¿Con qué se limpia el cuero?
La piel natural se limpia con productos específicos, como el jabón para cuero (saddle soap) en el caso de las pieles lisas, o en seco mediante cepillos y gomas limpiadoras para ante y nobuk, evitando siempre el agua corriente y los detergentes domésticos. El método de limpieza depende al cien por cien del tipo de piel y del nivel de suciedad.
La regla básica es muy sencilla: no se trata igual una piel de marroquinería lisa y acabada que una piel de curtición vegetal sin tratar o un serraje. En caso de suciedad ligera, como polvo o marcas dactilares sobre piel lisa (por ejemplo, tipo Maya), suele bastar con pasar un paño de microfibra suave y seco. Si no es suficiente, se puede humedecer el paño muy ligeramente, pero sin empaparlo nunca. El cuero no tolera bien el agua: un exceso de humedad puede provocar manchas, decoloraciones y rigidez en el material una vez seco. Para suciedad más incrustada en pieles flor, se utiliza jabón específico para cuero. Aplícalo en pequeñas cantidades sobre una esponja o paño húmedo, frótalo hasta generar espuma y limpia la zona afectada con movimientos circulares, sin frotar con fuerza. A continuación, retira los restos de jabón con un paño limpio y húmedo, y deja secar la piel lentamente a temperatura ambiente, nunca sobre un radiador ni directamente al sol. Recuerda que el jabón desengrasa la piel, por lo que, tras la limpieza y el secado, es imprescindible aplicar una crema para el cuero o un bálsamo para devolverle su elasticidad.
El enfoque es completamente distinto con pieles rugosas o afelpadas, como el serraje y el nobuk. En este caso, el agua es el enemigo número uno. La limpieza se realiza casi exclusivamente en seco. Las herramientas básicas son un cepillo específico para ante y serraje (a menudo con cerdas de latón y borde de goma) y una goma limpiadora para nobuk y serraje. Con el cepillo se elimina la suciedad superficial y se levanta el pelo aplastado. Para manchas más difíciles, zonas apelmazadas o con brillos, se utiliza la goma, frotando sobre la mancha como si borraras un trazo de lápiz sobre papel.

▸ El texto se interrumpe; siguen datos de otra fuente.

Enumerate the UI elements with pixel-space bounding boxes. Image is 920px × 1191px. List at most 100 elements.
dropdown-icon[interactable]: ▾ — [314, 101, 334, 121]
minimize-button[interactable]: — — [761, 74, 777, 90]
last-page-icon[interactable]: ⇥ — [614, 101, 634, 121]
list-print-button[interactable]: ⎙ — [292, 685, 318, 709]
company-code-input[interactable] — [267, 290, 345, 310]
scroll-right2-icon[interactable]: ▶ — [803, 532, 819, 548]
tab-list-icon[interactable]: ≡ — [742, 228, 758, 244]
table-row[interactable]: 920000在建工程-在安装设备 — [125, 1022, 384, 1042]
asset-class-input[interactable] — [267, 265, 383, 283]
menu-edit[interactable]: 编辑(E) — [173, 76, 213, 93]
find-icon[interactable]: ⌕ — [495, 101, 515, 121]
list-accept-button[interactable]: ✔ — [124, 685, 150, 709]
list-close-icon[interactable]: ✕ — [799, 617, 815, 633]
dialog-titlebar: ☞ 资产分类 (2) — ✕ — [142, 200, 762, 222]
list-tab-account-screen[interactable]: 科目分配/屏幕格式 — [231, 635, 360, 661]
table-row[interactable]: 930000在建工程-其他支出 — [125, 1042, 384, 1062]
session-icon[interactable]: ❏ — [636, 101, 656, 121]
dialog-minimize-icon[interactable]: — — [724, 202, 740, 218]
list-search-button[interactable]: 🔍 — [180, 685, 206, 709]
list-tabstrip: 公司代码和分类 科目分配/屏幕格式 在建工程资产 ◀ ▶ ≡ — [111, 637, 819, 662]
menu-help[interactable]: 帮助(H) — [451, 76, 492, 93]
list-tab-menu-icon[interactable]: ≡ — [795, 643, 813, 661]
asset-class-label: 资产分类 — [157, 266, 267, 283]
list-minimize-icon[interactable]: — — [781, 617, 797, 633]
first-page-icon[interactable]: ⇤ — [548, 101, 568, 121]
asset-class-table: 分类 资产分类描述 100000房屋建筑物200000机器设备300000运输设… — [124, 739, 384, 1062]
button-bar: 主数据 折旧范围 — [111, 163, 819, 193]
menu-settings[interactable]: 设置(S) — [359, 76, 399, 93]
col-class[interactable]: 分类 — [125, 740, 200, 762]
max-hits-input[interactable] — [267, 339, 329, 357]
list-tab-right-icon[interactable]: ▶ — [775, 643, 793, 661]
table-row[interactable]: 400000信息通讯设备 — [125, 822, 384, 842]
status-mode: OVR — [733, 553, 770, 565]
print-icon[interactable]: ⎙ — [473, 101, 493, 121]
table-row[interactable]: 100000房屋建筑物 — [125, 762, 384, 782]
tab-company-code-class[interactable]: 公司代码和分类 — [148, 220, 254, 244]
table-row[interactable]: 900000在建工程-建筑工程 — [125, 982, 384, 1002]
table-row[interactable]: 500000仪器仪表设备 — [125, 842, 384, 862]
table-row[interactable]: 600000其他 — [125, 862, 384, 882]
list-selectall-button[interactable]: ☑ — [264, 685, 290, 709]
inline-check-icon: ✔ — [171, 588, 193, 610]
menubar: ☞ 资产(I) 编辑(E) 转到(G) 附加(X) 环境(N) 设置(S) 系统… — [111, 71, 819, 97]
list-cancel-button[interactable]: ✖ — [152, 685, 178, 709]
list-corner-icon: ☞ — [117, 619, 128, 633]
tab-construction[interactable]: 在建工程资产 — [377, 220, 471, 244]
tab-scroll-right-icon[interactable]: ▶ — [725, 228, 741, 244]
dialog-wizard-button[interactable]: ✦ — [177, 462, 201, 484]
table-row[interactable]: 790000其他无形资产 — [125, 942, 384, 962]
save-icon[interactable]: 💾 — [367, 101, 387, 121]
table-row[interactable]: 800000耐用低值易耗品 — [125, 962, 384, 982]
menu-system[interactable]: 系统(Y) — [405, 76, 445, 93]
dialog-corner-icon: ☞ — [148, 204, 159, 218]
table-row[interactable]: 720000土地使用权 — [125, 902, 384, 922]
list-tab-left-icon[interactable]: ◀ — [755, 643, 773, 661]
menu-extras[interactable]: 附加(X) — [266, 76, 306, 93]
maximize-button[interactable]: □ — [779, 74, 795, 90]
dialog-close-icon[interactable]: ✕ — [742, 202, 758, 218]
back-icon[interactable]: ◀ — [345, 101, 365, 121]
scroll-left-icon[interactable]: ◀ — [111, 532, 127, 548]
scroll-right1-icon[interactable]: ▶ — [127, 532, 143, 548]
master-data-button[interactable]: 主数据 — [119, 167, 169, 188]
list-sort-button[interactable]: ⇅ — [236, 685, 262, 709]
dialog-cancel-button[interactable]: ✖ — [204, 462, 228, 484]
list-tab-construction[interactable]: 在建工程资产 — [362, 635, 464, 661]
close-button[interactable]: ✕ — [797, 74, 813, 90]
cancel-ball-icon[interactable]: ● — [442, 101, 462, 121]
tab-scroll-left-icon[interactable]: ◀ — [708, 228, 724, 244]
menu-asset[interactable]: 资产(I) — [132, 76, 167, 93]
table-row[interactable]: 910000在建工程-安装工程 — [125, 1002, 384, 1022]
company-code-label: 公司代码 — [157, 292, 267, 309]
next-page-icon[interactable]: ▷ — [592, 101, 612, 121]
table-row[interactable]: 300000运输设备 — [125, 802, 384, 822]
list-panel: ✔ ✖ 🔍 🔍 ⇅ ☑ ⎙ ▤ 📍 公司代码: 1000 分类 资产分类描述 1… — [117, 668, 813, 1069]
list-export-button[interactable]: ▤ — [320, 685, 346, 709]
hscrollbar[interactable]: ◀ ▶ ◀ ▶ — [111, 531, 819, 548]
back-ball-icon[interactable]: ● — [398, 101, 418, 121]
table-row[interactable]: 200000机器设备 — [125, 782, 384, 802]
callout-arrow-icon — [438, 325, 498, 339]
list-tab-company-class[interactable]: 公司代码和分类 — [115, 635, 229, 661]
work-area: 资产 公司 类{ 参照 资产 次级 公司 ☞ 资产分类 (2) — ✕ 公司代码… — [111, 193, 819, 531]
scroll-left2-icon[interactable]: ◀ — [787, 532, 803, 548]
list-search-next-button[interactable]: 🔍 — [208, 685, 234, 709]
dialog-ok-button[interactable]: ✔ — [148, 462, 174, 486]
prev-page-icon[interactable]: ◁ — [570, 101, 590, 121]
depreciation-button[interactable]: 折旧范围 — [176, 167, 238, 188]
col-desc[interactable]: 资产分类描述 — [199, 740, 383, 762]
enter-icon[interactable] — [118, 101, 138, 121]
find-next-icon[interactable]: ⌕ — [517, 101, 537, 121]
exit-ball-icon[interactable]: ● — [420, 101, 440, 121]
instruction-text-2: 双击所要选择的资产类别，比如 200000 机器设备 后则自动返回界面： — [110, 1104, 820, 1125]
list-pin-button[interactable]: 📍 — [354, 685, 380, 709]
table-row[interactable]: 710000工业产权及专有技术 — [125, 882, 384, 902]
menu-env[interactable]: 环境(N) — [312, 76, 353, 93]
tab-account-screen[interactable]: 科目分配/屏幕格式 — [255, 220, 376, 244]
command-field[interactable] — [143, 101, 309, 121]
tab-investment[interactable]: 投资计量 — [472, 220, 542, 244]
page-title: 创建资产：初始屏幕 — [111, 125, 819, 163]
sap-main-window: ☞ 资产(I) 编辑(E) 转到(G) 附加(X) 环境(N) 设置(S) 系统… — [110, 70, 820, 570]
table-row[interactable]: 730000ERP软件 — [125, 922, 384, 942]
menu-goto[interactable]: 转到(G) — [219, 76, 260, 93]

Tras borrar la mancha, vuelve a cepillar la zona para igualar la textura. Nunca uses jabón ni bayetas mojadas sobre el serraje o el ante, ya que arruinarías su delicada textura apelmazando las fibras y dejando cercos permanentes.
Un caso muy particular es la piel de curtición vegetal al natural (sin acabado). Es tan absorbente como una esponja y retiene de inmediato cualquier líquido, sudor o grasa, dejando una marca imborrable. Limpiarla resulta prácticamente imposible. Cualquier intento de eliminar una mancha con agua solo generará un cerco aún más grande y oscuro. Por eso, al trabajar con este tipo de cuero, mantener las manos y la mesa de trabajo perfectamente limpias es fundamental. En ocasiones, se pueden disimular pequeñas impurezas superficiales frotando con suavidad con una goma de serraje. Algunos artesanos, a la desesperada tras manchar con agua parte de una pieza, optan por humedecer de forma uniforme toda la superficie para igualar el tono, aunque quede más oscuro. Aun así, esto debe ser siempre el último recurso.
También conviene mencionar los llamados pinholes, esos diminutos poros o puntitos que a veces se aprecian en la flor de la piel. No son manchas ni suciedad que se deba limpiar, sino marcas naturales del material, como poros de los folículos pilosos o cicatrices de picaduras de insectos. Intentar «limpiarlos» o rascarlos solo dañará la superficie de la flor. Forman parte del carácter auténtico de la piel natural, no de un defecto. Un cuidado adecuado y el uso de las herramientas correctas son la clave para que tus creaciones se mantengan impecables durante años.
En resumen
- Pieles lisas (plena flor): limpia en seco con un paño suave o usa un jabón específico para cuero y, tras el secado, aplica crema para el cuero.
- Serraje y nobuk: límpialos exclusivamente en seco con un cepillo y una goma específicos para serraje.
- Piel vegetal al natural: es extremadamente absorbente; evita cualquier contacto con el agua y la suciedad, ya que limpiarla es casi imposible.
- Evita productos domésticos: el lavavajillas, las toallitas húmedas o los limpiadores de muebles pueden dañar el cuero de forma irreversible.